Ich habe Kommentare zu diesem Buch gelesen, in welchen Leute schrieben, sie könnten einfach nicht nachvollziehen, weshalb die Protagonisten des Buches so handeln wie sie handeln. Entweder - und das ist meine Meinung - waren diese Kommentare von Leuten, die meine Generation nicht kennen oder von Leuten, die nur eine heile Welt kennen. In diesem Buch gibt es wirklich sehr interessante Charaktere - allen voran Ada und Alev. Alev ist ein Junge, der eigentlich alles hat, was er braucht, andere gerne nach seiner Nase tanzen lässt und sich selbst überschätzt. Ich würde sagen, ihm haftet etwas wissenschaftliches an - er stellt eine Hypothese auf, stellt die günstigsten Rahmenbedingungen her und startet ein Experiment - und das alles um seine Neugierde zu befriedigen - und um sich selbst zu beweisen, dass er intelligent ist.
Die andere sehr interessante Person Ada hingegen ist ein hochbegabtes Mädchen, welches weiß, dass es den meisten Menschen geistig weit überlegen ist. Deshalb fühlt sie sich oft unterfordert und langweilt sich. Zudem hat sie eine Art Minderwertigkeitskomplex, den man allerdings nur zwischen den Zeilen erkennt. Aufgrund dieser Langeweile - und vielleicht, da sie nicht immer nur Außenseiterin sein möchte - macht sie bei Alevs Experiment mit.

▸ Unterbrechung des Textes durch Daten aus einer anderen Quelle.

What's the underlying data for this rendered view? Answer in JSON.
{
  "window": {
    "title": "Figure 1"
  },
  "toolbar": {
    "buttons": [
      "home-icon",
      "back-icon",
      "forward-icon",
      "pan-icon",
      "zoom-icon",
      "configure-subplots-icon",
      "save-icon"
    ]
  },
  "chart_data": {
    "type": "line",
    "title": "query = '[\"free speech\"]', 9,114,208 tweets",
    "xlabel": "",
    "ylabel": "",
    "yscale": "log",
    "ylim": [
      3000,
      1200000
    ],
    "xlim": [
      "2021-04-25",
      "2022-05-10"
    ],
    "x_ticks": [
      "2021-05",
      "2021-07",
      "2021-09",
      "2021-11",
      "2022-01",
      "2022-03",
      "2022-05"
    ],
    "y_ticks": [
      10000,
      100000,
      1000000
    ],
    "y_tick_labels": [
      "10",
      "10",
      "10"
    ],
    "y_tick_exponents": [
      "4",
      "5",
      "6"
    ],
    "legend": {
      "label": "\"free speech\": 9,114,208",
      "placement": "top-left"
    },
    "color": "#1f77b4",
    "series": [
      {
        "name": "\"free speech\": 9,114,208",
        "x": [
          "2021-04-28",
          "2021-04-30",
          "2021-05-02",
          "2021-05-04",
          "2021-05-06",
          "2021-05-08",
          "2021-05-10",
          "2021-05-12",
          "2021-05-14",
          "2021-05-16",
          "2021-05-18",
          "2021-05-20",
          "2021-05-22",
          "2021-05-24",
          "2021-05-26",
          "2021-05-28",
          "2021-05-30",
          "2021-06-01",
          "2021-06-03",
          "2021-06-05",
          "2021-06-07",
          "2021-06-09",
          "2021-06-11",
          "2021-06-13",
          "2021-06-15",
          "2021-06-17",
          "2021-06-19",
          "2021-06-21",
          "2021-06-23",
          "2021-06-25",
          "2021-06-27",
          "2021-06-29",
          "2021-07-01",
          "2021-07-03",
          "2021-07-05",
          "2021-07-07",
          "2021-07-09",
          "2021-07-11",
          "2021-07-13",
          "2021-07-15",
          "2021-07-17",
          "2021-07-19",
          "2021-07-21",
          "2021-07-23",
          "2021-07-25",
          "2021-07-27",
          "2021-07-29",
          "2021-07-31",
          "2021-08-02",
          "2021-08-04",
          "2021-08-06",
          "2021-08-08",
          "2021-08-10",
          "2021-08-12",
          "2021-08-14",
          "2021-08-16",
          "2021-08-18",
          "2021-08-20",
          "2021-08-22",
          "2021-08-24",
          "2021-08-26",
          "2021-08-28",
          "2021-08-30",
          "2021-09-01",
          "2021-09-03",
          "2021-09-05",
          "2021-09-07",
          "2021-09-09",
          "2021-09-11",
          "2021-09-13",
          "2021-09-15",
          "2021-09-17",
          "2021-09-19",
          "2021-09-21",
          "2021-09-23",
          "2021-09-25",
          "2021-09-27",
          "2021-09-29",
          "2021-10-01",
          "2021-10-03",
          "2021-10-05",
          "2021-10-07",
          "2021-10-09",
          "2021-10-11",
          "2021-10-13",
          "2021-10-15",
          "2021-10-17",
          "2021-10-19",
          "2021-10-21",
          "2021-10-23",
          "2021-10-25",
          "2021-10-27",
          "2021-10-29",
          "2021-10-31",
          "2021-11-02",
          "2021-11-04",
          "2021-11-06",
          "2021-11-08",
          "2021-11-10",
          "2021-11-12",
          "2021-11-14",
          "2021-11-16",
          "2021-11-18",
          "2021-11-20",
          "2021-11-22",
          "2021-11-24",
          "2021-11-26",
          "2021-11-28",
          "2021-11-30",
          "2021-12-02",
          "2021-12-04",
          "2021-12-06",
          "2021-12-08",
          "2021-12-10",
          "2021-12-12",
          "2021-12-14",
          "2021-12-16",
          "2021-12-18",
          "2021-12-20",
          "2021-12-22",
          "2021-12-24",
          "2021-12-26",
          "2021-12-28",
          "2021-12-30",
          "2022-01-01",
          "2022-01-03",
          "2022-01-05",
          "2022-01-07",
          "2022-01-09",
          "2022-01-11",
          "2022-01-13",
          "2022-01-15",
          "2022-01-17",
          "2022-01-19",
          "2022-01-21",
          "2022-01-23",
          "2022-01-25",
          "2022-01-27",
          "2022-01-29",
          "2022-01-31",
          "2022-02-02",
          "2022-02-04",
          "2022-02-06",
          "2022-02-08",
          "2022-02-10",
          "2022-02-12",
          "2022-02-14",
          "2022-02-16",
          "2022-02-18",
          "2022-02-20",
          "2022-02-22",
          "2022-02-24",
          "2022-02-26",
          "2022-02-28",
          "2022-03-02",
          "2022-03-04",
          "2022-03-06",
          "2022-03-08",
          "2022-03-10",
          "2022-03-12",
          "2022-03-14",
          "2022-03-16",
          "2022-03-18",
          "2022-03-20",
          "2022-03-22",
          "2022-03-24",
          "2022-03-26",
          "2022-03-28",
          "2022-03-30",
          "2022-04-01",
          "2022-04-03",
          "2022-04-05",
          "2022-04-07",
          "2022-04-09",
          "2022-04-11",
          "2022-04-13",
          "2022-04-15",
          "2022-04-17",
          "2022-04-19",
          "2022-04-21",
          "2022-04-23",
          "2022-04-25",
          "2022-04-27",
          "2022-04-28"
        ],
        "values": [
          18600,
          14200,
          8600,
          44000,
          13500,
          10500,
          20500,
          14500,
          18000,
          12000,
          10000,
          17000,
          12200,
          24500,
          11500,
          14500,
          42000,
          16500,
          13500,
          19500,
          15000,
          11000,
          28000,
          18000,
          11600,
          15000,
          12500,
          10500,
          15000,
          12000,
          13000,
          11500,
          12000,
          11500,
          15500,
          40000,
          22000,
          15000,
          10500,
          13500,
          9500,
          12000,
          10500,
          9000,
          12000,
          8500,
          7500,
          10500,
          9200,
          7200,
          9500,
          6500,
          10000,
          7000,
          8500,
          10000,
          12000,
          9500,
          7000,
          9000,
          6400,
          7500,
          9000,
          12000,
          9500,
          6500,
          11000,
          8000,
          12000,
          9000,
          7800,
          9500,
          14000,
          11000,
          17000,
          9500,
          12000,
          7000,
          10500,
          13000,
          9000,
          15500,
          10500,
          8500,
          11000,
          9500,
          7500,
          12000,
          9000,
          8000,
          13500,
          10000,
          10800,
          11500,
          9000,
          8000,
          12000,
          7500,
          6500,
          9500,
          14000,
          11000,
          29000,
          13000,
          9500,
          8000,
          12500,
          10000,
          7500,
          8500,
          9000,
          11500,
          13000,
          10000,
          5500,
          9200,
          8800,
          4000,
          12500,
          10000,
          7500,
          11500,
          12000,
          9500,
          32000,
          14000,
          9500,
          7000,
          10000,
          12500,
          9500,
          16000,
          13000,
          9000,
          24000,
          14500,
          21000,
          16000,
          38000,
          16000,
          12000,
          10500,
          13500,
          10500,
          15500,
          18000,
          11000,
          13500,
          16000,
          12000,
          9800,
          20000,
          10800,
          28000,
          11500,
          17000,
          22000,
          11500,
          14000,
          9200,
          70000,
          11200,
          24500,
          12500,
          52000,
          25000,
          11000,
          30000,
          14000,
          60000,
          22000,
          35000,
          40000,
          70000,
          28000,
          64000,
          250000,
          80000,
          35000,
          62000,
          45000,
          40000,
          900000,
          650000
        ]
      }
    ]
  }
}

Alles in alle mist das Buch sehr gut geschrieben, allerdings sucht die Autorin im mittleren Teil des Buches nach Vergleichen, findet keine, die wirklich passen und verwendet welche, die nicht passen. Dieser Teil ist etwas schwer zu lesen. Ansonsten ist die Sprache top und sucht ihresgleichen. Auch gibt es eine schöne Verwendung von Metaphern und Bildern - auch wenn diese erst geschaffen werden müssen, wie zum Beispiel das immer wiederkehrende Bild der „Prinzessin“ - eines jungen Mädchens, dessen körperliche Entwicklung perfekt abgelaufen ist und in der Zeit seiner Jugend einfach immer gut aussieht - egal mit welcher Frisur oder in welcher Kleidung. Allerdings ist die Intelligenz dieser Prinzessinen meist nicht allzu hoch.

Was mir an diesem Buch besonders gut gefallen hat war der Zynismus der Protagonisten. Hier mal zwei Beispiele:

Adas Mutter:„Ihr Vater ist Araber? Was macht er so?“ [...]
Alev: „Im Moment vögelt oder prügelt er meine Mutter, wahrscheinlich beides abwechselnd.“

„Wenn ich verheiratet wäre“*, sagte Ada, *„würde ich sagen: Ich bin die Treppe runtergefallen“

Fazit:
Ein wirklich tolles Buch, das ich ohne Zögern jedem empfehle - allerdings sollte der Leser auch mit Handlungen zurechtkommen, die außerhalb seines Verständnisses für "gut" und "richtig" liegen.